Uma denúncia apresentada pelo Conselho Regional de Medicina do Rio Grande do Sul (Cremers) em 2023 contribuiu para o início da investigação que resultou na operação da Polícia Federal contra um esquema de comercialização de diplomas falsos de Medicina. A operação foi deflagrada na quarta-feira (12) e identificou dezenas de pessoas que teriam adquirido documentos acadêmicos fraudulentos.
O caso que deu origem à apuração no Rio Grande do Sul envolveu uma mulher de 33 anos, natural do Acre, que apresentou ao Cremers um diploma falso do Centro Universitário Funorte, de Montes Claros (MG), com o objetivo de obter registro profissional.

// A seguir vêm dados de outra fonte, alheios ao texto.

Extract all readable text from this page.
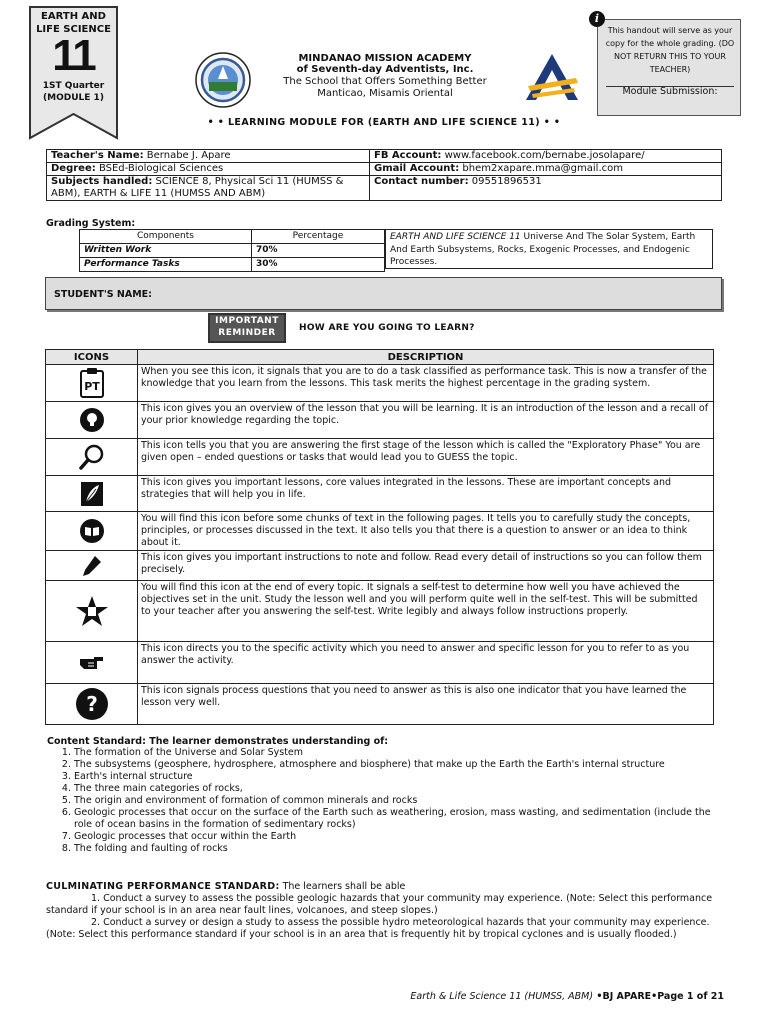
EARTH AND LIFE SCIENCE
11
1ST Quarter
(MODULE 1)
MINDANAO MISSION ACADEMY
of Seventh-day Adventists, Inc.
The School that Offers Something Better
Manticao, Misamis Oriental
This handout will serve as your copy for the whole grading. (DO NOT RETURN THIS TO YOUR TEACHER)
Module Submission:
i
• • LEARNING MODULE FOR (EARTH AND LIFE SCIENCE 11) • •
Teacher's Name: Bernabe J. Apare	FB Account: www.facebook.com/bernabe.josolapare/
Degree: BSEd-Biological Sciences	Gmail Account: bhem2xapare.mma@gmail.com
Subjects handled: SCIENCE 8, Physical Sci 11 (HUMSS & ABM), EARTH & LIFE 11 (HUMSS AND ABM)	Contact number: 09551896531
Grading System:
Components	Percentage
Written Work	70%
Performance Tasks	30%
EARTH AND LIFE SCIENCE 11 Universe And The Solar System, Earth And Earth Subsystems, Rocks, Exogenic Processes, and Endogenic Processes.
STUDENT'S NAME:
IMPORTANT
REMINDER	HOW ARE YOU GOING TO LEARN?
ICONS	DESCRIPTION

PT	When you see this icon, it signals that you are to do a task classified as performance task. This is now a transfer of the knowledge that you learn from the lessons. This task merits the highest percentage in the grading system.
	This icon gives you an overview of the lesson that you will be learning. It is an introduction of the lesson and a recall of your prior knowledge regarding the topic.
	This icon tells you that you are answering the first stage of the lesson which is called the "Exploratory Phase" You are given open – ended questions or tasks that would lead you to GUESS the topic.
	This icon gives you important lessons, core values integrated in the lessons. These are important concepts and strategies that will help you in life.
	You will find this icon before some chunks of text in the following pages. It tells you to carefully study the concepts, principles, or processes discussed in the text. It also tells you that there is a question to answer or an idea to think about it.
	This icon gives you important instructions to note and follow. Read every detail of instructions so you can follow them precisely.
	You will find this icon at the end of every topic. It signals a self-test to determine how well you have achieved the objectives set in the unit. Study the lesson well and you will perform quite well in the self-test. This will be submitted to your teacher after you answering the self-test. Write legibly and always follow instructions properly.
	This icon directs you to the specific activity which you need to answer and specific lesson for you to refer to as you answer the activity.

?	This icon signals process questions that you need to answer as this is also one indicator that you have learned the lesson very well.
Content Standard: The learner demonstrates understanding of:
1. The formation of the Universe and Solar System
2. The subsystems (geosphere, hydrosphere, atmosphere and biosphere) that make up the Earth the Earth's internal structure
3. Earth's internal structure
4. The three main categories of rocks,
5. The origin and environment of formation of common minerals and rocks
6. Geologic processes that occur on the surface of the Earth such as weathering, erosion, mass wasting, and sedimentation (include the role of ocean basins in the formation of sedimentary rocks)
7. Geologic processes that occur within the Earth
8. The folding and faulting of rocks
CULMINATING PERFORMANCE STANDARD: The learners shall be able
1. Conduct a survey to assess the possible geologic hazards that your community may experience. (Note: Select this performance standard if your school is in an area near fault lines, volcanoes, and steep slopes.)
2. Conduct a survey or design a study to assess the possible hydro meteorological hazards that your community may experience. (Note: Select this performance standard if your school is in an area that is frequently hit by tropical cyclones and is usually flooded.)
Earth & Life Science 11 (HUMSS, ABM) •BJ APARE•Page 1 of 21
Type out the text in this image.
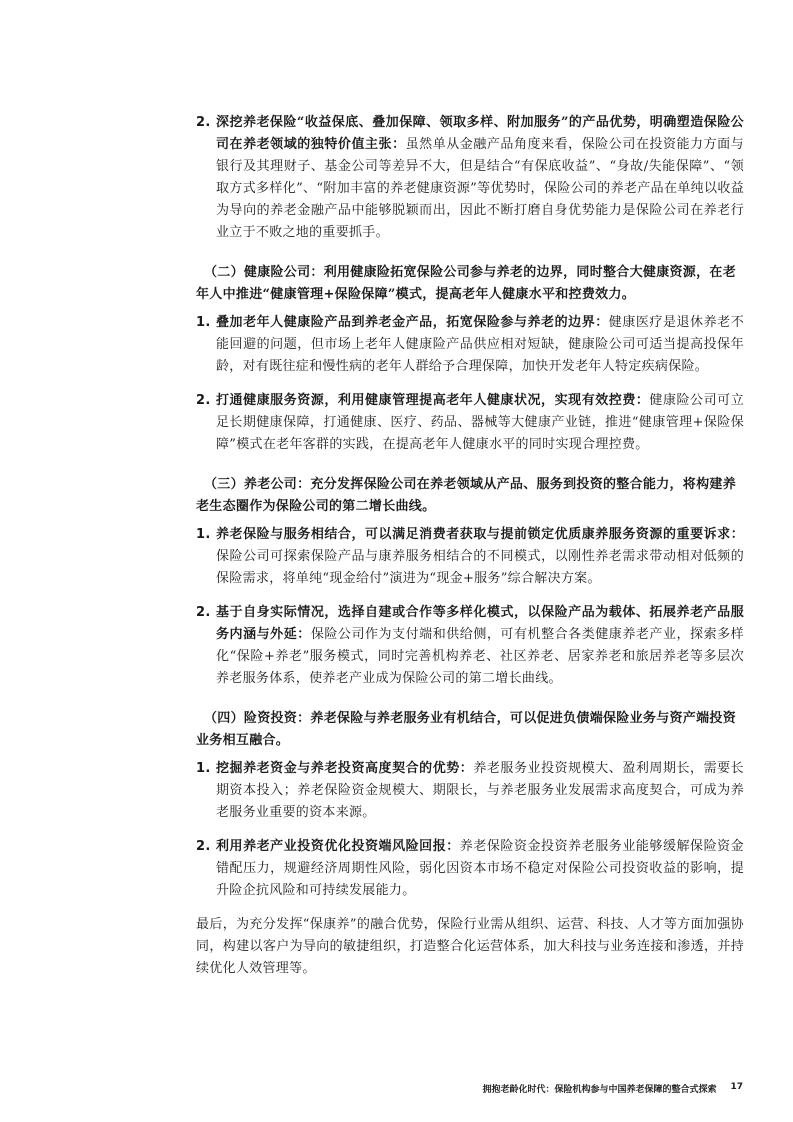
2. 深挖养老保险“收益保底、叠加保障、领取多样、附加服务”的产品优势，明确塑造保险公司在养老领域的独特价值主张：虽然单从金融产品角度来看，保险公司在投资能力方面与银行及其理财子、基金公司等差异不大，但是结合“有保底收益”、“身故/失能保障”、“领取方式多样化”、“附加丰富的养老健康资源”等优势时，保险公司的养老产品在单纯以收益为导向的养老金融产品中能够脱颖而出，因此不断打磨自身优势能力是保险公司在养老行业立于不败之地的重要抓手。
（二）健康险公司：利用健康险拓宽保险公司参与养老的边界，同时整合大健康资源，在老年人中推进“健康管理+保险保障”模式，提高老年人健康水平和控费效力。
1. 叠加老年人健康险产品到养老金产品，拓宽保险参与养老的边界：健康医疗是退休养老不能回避的问题，但市场上老年人健康险产品供应相对短缺，健康险公司可适当提高投保年龄，对有既往症和慢性病的老年人群给予合理保障，加快开发老年人特定疾病保险。
2. 打通健康服务资源，利用健康管理提高老年人健康状况，实现有效控费：健康险公司可立足长期健康保障，打通健康、医疗、药品、器械等大健康产业链，推进“健康管理+保险保障”模式在老年客群的实践，在提高老年人健康水平的同时实现合理控费。
（三）养老公司：充分发挥保险公司在养老领域从产品、服务到投资的整合能力，将构建养老生态圈作为保险公司的第二增长曲线。
1. 养老保险与服务相结合，可以满足消费者获取与提前锁定优质康养服务资源的重要诉求：保险公司可探索保险产品与康养服务相结合的不同模式，以刚性养老需求带动相对低频的保险需求，将单纯“现金给付”演进为“现金+服务”综合解决方案。
2. 基于自身实际情况，选择自建或合作等多样化模式，以保险产品为载体、拓展养老产品服务内涵与外延：保险公司作为支付端和供给侧，可有机整合各类健康养老产业，探索多样化“保险+养老”服务模式，同时完善机构养老、社区养老、居家养老和旅居养老等多层次养老服务体系，使养老产业成为保险公司的第二增长曲线。
（四）险资投资：养老保险与养老服务业有机结合，可以促进负债端保险业务与资产端投资业务相互融合。
1. 挖掘养老资金与养老投资高度契合的优势：养老服务业投资规模大、盈利周期长，需要长期资本投入；养老保险资金规模大、期限长，与养老服务业发展需求高度契合，可成为养老服务业重要的资本来源。
2. 利用养老产业投资优化投资端风险回报：养老保险资金投资养老服务业能够缓解保险资金错配压力，规避经济周期性风险，弱化因资本市场不稳定对保险公司投资收益的影响，提升险企抗风险和可持续发展能力。
最后，为充分发挥“保康养”的融合优势，保险行业需从组织、运营、科技、人才等方面加强协同，构建以客户为导向的敏捷组织，打造整合化运营体系，加大科技与业务连接和渗透，并持续优化人效管理等。
拥抱老龄化时代：保险机构参与中国养老保障的整合式探索 17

Durante a análise da documentação, o Conselho identificou inconsistências e confirmou a falsidade do diploma diretamente com a instituição de ensino. O documento apontava uma formatura em fevereiro de 2023. Entretanto, a mulher já atuava desde 2017 pelo programa Mais Médicos, inclusive no atendimento de comunidades indígenas em Cacique Doble, no Norte do Estado.
Investigação chegou a outros suspeitos
A partir do caso identificado pelo Cremers, a investigação avançou e passou a apurar uma rede envolvida na produção e comercialização de documentos acadêmicos falsos.
Segundo a Polícia Federal, 45 pessoas estão sendo investigadas por suspeita de terem adquirido diplomas falsos e posteriormente buscado registro em Conselhos Regionais de Medicina.
A mulher identificada durante a apuração iniciada no Rio Grande do Sul foi presa no âmbito da operação. Até o momento, não há confirmação de que pessoas com registros profissionais obtidos de forma irregular tenham atuado no Estado.
O Cremers informou que pretende solicitar à Polícia Federal acesso às informações levantadas na operação para verificar a eventual existência de outros registros irregulares no Rio Grande do Sul.
Fiscalização da formação médica
A descoberta do esquema reforça a importância da verificação da autenticidade de diplomas antes da concessão do registro profissional. A conferência da documentação apresentada por médicos é uma das etapas realizadas pelos Conselhos Regionais para impedir que pessoas sem formação médica regular obtenham autorização para exercer a profissão.
O Cremers também informou que continuará adotando medidas de fiscalização e apuração de possíveis irregularidades relacionadas à obtenção de registros profissionais.
A investigação conduzida pela Polícia Federal segue em andamento, e a eventual responsabilidade criminal dos investigados deverá ser definida no decorrer do processo judicial.